- ámbito
- Edición Impresa
Primera misión de Nahón ya embajadora: seducir al FMI
• Debe evitar en 15 días, o al menos postergar, una censura del organismo por la medición de la inflación
Hernán Lorenzino
La misión de Nahón será ahora desplegar sus conocimientos mixtos de economista (algo que domina claramente) y diplomática algo que deberá aprender rápidamente) para conseguir que el directorio del FMI comprenda la fórmula extraña con la que la Argentina mide la inflación a partir de la intervención de Guillermo Moreno, y evite la moción de censura. Otra alternativa que tendrá que medir es que el board sólo discuta y critique la fórmula del IPC, y nuevamente prorrogue la calificación final del caso para abril próximo, cuando el FMI y el Banco Mundial organicen una nueva cumbre anual de primavera. En ese evento nuevamente la Argentina podrá defenderse, ya con el equipo económico del ministro de Economía, Hernán Lorenzino, y el secretario de Finanzas, Adri-án Cosentino. Pero además la Argentina tendrá al menos dos meses más para retomar las negociaciones permanentes que se mantienen con los funcionarios del FMI, especialmente con el director para el Hemisferio Occidental el chileno Nicolás Eyzaguirre, para evitar sanciones y conseguir más tiempo. Lo que parece ya imposible es que desde el Fondo «compren» las mediciones inflacionarias diseñadas por Moreno.
Lagarde ya había citado al directorio ejecutivo del organismo el 17 de diciembre pasado, con la firme intención de tratar el caso argentino, pero, una vez más, la capacidad negociadora desde Buenos Aires hizo que se postergara el debate, y la casi segura sanción que se esperaba, al menos hasta el próximo encuentro de la última semana de enero de 2013. Ahora es inevitable que el caso se trate, por eso la necesidad de la intervención directa de Nahón.
Lagarde había advertido en septiembre pasado que si la Argentina no mejoraba sus estadísticas, vería «la tarjeta roja» o una «declaración de censura» por parte del FMI. La francesa luego agregó que «la Argentina es buena en fútbol y seguramente entiende de qué se trata», recordando que «escogimos primero hace tres meses la tarjeta amarilla y ahora si no hay progresos, usaremos la roja», en referencia a la moción de censura. Dijo que esto ocurriría «ya que para nosotros la calidad e integridad de los datos es fundamental, por esto estoy determinada a tener los datos correctos». Esto provocó una contestación directa de Cristina de Kirchner contra el organismo y sus planes de ajuste. Luego vino un período de negociación secreta que aplacó las aguas y la postergación del análisis del caso argentino hasta enero.

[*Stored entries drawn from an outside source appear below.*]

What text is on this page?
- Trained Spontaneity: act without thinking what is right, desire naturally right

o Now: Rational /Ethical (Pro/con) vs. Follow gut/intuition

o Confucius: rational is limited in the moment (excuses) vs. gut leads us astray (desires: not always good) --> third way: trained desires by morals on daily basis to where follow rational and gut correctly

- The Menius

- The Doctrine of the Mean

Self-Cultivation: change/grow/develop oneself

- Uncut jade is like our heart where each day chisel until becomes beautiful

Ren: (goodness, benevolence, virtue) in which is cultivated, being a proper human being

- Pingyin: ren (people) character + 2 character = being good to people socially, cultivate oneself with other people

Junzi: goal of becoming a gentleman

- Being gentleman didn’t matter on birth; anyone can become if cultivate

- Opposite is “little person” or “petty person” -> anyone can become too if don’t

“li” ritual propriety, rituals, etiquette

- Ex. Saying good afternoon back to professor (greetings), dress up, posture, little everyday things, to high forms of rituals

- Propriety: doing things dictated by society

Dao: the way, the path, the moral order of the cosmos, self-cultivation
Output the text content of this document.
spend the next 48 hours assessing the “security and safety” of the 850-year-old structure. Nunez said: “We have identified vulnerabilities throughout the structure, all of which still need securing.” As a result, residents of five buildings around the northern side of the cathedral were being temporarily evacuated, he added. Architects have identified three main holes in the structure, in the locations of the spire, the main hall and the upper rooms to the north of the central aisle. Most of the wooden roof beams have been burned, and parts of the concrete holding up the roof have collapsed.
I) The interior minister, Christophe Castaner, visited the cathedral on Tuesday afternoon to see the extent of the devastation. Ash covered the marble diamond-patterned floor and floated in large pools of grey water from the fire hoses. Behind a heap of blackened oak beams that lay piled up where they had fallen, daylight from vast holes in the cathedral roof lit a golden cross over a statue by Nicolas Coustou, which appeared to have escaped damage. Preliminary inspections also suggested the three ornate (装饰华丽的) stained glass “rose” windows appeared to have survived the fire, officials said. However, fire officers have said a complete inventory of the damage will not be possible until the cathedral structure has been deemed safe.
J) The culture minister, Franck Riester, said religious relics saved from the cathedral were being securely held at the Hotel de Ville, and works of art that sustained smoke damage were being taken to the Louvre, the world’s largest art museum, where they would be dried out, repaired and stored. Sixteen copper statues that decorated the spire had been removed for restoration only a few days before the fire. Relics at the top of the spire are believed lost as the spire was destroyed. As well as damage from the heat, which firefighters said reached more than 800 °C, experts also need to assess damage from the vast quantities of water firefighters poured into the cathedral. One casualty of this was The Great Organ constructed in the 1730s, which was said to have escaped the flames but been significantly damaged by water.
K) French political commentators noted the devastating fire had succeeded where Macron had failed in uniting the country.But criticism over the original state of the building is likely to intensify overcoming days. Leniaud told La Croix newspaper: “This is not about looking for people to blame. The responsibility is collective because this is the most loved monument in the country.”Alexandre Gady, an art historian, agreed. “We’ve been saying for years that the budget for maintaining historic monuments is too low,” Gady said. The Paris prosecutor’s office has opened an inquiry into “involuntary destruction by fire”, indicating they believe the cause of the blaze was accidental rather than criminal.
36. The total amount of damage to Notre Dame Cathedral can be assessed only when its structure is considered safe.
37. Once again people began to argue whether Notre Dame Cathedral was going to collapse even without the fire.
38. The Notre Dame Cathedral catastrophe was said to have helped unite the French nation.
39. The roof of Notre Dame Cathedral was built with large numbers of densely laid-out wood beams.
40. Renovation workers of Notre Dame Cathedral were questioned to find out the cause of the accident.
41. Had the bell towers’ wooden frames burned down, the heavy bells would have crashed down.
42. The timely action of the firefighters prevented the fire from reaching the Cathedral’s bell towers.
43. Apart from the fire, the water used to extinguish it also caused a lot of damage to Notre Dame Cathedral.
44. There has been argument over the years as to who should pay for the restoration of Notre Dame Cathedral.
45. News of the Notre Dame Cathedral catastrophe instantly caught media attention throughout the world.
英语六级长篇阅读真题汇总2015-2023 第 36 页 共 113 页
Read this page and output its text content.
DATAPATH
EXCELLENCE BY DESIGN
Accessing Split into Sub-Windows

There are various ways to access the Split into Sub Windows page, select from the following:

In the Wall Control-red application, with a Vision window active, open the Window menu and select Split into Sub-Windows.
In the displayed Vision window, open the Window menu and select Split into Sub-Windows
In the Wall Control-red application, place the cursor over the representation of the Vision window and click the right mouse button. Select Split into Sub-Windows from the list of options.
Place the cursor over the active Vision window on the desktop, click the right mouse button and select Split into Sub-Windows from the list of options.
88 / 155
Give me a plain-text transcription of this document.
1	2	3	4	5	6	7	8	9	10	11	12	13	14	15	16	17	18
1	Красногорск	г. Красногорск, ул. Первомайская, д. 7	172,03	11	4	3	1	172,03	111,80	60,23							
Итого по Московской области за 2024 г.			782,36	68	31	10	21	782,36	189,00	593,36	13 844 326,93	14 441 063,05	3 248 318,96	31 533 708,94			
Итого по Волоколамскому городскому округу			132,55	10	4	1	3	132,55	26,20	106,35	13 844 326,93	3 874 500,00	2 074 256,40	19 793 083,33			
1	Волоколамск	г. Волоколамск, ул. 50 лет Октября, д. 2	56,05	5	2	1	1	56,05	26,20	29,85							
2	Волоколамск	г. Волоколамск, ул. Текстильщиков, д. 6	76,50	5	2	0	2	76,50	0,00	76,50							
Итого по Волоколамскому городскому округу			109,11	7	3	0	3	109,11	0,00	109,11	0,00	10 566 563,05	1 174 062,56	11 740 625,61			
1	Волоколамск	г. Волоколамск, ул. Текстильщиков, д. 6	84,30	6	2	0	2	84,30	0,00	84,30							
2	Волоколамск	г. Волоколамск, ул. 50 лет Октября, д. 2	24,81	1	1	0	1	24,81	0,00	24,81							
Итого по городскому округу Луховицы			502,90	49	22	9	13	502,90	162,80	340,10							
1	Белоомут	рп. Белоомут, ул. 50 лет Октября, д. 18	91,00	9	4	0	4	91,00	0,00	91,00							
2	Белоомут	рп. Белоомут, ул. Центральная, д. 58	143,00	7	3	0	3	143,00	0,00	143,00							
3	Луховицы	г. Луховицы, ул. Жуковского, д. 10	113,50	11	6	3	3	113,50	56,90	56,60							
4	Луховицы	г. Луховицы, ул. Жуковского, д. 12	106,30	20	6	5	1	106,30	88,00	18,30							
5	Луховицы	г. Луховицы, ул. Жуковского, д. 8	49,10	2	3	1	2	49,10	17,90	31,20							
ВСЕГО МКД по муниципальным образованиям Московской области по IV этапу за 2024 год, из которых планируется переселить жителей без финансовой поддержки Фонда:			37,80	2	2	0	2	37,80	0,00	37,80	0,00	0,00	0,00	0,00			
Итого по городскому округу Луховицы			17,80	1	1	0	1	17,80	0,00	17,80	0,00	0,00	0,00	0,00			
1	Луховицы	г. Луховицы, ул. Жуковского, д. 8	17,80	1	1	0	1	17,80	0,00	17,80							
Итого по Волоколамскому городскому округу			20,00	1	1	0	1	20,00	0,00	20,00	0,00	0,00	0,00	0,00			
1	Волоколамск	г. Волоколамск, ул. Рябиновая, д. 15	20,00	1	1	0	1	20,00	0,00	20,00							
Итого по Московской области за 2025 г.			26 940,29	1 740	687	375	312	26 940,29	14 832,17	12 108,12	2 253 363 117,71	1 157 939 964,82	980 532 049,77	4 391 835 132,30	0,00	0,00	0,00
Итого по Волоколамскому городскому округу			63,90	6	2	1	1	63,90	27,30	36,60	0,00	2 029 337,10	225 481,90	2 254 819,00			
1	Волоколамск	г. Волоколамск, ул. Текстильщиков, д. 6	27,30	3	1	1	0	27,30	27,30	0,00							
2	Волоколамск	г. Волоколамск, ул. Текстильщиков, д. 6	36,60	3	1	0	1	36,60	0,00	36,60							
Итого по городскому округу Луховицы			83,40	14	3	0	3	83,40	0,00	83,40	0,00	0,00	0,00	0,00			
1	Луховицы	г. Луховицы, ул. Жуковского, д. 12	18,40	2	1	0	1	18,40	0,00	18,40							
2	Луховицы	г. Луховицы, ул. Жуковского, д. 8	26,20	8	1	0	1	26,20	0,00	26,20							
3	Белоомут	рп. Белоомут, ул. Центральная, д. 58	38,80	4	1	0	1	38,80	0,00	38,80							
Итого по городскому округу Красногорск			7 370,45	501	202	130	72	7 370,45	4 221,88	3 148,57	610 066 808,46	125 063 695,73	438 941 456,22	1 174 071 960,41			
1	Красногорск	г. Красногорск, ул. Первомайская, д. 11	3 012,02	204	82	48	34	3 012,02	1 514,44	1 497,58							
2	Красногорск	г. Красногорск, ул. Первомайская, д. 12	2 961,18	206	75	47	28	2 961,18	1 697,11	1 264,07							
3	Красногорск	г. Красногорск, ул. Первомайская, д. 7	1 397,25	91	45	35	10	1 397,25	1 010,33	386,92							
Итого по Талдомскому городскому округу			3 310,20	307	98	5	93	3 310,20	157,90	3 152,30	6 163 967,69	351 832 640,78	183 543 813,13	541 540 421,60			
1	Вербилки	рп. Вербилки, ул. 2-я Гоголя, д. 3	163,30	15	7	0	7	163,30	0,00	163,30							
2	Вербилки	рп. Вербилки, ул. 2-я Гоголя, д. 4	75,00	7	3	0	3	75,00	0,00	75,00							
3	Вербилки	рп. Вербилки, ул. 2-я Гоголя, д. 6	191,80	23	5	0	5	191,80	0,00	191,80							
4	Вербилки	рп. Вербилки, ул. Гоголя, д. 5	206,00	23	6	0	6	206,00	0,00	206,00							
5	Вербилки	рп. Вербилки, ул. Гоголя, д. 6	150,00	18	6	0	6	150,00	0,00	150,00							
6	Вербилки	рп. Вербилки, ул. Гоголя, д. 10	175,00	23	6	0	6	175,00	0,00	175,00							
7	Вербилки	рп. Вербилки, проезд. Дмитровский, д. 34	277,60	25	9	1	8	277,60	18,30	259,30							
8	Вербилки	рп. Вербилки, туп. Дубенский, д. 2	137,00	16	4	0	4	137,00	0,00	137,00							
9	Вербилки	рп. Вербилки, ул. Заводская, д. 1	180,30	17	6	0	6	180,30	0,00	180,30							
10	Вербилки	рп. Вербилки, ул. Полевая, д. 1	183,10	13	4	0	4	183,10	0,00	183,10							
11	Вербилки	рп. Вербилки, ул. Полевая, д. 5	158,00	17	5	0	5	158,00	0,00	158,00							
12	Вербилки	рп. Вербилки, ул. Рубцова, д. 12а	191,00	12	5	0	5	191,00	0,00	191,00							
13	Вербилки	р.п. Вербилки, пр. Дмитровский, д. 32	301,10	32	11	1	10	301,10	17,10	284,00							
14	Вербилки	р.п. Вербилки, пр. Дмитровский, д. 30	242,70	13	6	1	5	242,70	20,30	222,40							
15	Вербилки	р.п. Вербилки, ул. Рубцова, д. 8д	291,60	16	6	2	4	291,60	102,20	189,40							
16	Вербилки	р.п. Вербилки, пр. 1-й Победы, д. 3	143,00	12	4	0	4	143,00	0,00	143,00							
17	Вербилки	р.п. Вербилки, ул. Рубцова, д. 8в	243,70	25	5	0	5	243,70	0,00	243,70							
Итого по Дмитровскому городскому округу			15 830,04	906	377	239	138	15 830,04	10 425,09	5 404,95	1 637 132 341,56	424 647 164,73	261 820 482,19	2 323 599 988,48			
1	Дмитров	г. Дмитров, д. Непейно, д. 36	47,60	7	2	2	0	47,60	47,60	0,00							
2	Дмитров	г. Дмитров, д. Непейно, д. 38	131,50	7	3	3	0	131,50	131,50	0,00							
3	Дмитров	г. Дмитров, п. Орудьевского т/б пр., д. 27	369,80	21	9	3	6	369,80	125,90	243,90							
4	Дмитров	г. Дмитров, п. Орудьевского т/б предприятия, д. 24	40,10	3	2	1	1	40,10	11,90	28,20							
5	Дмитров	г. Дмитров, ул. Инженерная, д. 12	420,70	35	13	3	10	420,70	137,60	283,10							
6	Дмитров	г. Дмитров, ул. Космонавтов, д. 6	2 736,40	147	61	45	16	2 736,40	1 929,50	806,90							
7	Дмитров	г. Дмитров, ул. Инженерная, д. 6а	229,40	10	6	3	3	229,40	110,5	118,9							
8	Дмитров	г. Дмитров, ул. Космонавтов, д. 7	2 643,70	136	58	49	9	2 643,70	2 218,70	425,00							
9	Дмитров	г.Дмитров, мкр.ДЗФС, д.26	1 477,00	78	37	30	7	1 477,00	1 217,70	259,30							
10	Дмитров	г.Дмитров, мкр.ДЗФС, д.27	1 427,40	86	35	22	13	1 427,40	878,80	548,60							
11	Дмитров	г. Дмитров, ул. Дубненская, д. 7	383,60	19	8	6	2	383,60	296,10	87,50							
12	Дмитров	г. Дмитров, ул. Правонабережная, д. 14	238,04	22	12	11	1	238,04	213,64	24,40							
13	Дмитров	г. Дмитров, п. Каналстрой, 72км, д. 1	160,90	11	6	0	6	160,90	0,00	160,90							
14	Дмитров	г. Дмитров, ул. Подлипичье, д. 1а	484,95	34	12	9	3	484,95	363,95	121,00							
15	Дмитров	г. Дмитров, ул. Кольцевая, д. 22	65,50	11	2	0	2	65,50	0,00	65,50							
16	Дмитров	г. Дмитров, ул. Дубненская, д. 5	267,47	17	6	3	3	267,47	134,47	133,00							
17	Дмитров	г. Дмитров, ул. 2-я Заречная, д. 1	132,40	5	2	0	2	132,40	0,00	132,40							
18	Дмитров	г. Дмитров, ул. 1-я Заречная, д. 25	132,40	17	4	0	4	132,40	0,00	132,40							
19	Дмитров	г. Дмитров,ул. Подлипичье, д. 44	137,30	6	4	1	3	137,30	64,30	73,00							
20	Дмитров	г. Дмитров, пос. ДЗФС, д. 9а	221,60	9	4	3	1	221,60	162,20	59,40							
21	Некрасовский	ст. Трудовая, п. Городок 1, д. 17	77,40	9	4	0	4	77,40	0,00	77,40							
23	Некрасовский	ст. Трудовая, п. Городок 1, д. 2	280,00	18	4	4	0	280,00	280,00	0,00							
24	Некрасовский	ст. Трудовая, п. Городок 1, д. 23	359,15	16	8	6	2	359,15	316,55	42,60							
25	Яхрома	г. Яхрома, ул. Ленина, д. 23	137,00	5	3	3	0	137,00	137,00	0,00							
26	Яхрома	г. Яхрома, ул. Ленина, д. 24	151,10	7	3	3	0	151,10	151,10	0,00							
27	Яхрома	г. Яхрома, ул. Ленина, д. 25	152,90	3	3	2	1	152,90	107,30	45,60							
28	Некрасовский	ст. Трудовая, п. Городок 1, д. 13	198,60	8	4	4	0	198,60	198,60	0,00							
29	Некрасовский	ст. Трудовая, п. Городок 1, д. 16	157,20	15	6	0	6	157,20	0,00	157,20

Será lo primero que debe hacer Nahón, que desde ayer es oficialmente embajadora de la Argentina ante el Gobierno de Estados Unidos, que por la tarde le otorgó el plácet de estilo. Formalmente asumirá en febrero, pero Nahón, de 38 años, ya puede comenzar a trabajar como diplomática oficial. La economista reemplazará a Jorge Argüello, quien fue removido de ese cargo para ocupar la embajada argentina en Lisboa, Portugal.
Antecedentes
Hasta ayer Nahón era secretaria de Relaciones Económicas Internacionales de la Cancillería, tras haber ingresado en 2010 como subsecretaria de Desarrollo de Inversiones. La funcionaria es licenciada en Economía de la Universidad de Buenos Aires, máster en Estudios del Desarrollo de la London School of Economics, y ha presentado su tesis de Doctorado en la Facultad Latinoamericana de Ciencias Sociales (FLACSO). Es cercana al viceministro de Economía Axel Kicillof y a la organización juvenil La Cámpora, y tiene como valor agregado extra una buena relación con el secretario de Comercio Interior, Guillermo Moreno. De hecho, en noviembre pasado viajó con el funcionario a Washington para tener una primera tanda de entrevistas con funcionarios norteamericanos y algunos hombres del FMI.
Además de la situación con el Fondo, Nahón tiene que comenzar a trabajar en el resto de su agenda económica en Wa-shington, más que abultada en estos tiempos. Tendrá que ponerse al día en cuanto a la evolución de las disputas cruzadas entre la Argentina y EE.UU. ante la Organización Mundial de Comercio (OMC); por los juicios que la Argentina enfrente ante el CIADI por unos u$s 20.000 millones (el de Repsol por la estatización de YPF es por la mitad de ese dinero) y, fundamentalmente, atender el 27 de febrero el comienzo de la audiencia en la Cámara de Apelaciones de Nueva York por el caso de los fondos buitre.